Hoje, a União Europeia ordenou que o Google desse maior acesso a seus rivais de IA ao Android, o sistema operacional de código aberto que alimenta bilhões de dispositivos em todo o mundo. A exigência não é surpreendente. Pode parecer uma derrota no papel para o Google, que passou anos resistindo exatamente a esse tipo de acesso, mas é uma vitória regulatória. Também é um sinal de que o Google pode ter superado a Apple ao jogar o jogo regulatório de Bruxelas de forma muito mais astuta.

Em uma das duas decisões anunciadas na quinta-feira, a Comissão Europeia - o braço executivo da UE e o principal aplicador das regras de concorrência do bloco - disse que o Google deve dar a assistentes de IA rivais o mesmo tipo de recursos do sistema e acesso a dados que concede ao Gemini. A ordem decorre da Lei de Mercados Digitais (DMA) da Europa, que exige que plataformas dominantes designadas como "gatekeepers" concedam a concorrentes acesso a certos sistemas e dados comparáveis ao que está disponível para seus próprios serviços.

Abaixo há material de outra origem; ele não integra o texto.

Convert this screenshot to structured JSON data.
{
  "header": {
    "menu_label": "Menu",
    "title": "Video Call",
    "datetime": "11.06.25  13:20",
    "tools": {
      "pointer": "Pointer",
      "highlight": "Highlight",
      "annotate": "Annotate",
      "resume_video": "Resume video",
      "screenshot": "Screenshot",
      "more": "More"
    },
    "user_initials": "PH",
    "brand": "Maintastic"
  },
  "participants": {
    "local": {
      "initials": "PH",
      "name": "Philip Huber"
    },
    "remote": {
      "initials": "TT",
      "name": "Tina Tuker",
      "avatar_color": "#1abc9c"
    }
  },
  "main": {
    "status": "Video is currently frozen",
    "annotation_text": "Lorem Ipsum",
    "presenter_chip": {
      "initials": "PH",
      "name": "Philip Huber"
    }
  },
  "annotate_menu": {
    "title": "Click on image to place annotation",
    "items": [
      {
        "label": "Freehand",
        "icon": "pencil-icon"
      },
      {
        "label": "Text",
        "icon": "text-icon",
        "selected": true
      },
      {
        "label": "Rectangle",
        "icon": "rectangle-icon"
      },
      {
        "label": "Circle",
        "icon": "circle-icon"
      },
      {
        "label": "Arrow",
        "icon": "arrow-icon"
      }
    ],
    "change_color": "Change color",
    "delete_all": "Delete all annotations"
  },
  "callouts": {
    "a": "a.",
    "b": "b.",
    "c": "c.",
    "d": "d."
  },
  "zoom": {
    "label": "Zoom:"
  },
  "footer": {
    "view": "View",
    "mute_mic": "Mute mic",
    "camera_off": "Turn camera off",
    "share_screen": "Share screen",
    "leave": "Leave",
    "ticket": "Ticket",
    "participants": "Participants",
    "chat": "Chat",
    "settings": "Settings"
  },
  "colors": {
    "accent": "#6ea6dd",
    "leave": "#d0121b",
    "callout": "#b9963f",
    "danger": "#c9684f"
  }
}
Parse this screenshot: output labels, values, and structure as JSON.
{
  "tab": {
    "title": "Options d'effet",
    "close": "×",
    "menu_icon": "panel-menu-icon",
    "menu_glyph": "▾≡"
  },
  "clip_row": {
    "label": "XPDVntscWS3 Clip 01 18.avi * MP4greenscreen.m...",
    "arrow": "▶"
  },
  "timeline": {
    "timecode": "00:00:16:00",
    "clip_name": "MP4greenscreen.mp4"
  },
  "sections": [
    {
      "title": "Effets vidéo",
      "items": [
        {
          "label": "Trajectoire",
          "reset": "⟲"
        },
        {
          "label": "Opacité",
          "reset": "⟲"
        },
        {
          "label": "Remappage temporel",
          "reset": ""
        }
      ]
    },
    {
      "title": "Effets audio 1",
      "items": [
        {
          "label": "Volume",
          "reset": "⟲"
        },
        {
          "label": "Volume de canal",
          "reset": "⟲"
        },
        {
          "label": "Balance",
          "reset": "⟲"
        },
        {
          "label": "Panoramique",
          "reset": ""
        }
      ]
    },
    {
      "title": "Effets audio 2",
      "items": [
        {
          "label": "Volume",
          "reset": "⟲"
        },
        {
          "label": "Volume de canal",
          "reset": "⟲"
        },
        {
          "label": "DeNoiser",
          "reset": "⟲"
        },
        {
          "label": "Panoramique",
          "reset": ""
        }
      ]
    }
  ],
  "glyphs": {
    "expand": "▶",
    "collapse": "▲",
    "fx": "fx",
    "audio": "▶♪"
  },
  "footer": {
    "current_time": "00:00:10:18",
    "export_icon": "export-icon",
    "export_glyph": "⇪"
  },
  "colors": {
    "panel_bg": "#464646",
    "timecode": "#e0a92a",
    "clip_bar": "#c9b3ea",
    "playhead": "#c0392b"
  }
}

Crucialmente, o Google tem até julho de 2027 para fazer essas mudanças, dando-lhe aproximadamente um ano para continuar expandindo o Gemini, negociar detalhes técnicos com a UE e moldar como seus rivais eventualmente se conectarão ao Android. A empresa também pode contestar a decisão no tribunal, embora não tenha comentado publicamente se planeja fazê-lo e se recusou a comentar oficialmente quando o The Verge perguntou.

Embora o Google tenha deixado claro que preferiria não abrir seus sistemas - argumentando que isso arrisca comprometer a segurança e privacidade dos usuários - essa margem de um ano aumenta uma vantagem já significativa. O Gemini já está profundamente integrado ao Android e muitas vezes vem pré-instalado como assistente de IA padrão em muitos dispositivos, dando ao Google mais tempo para fortalecer sua posição antes que rivais como OpenAI e Anthropic obtenham níveis comparáveis de acesso.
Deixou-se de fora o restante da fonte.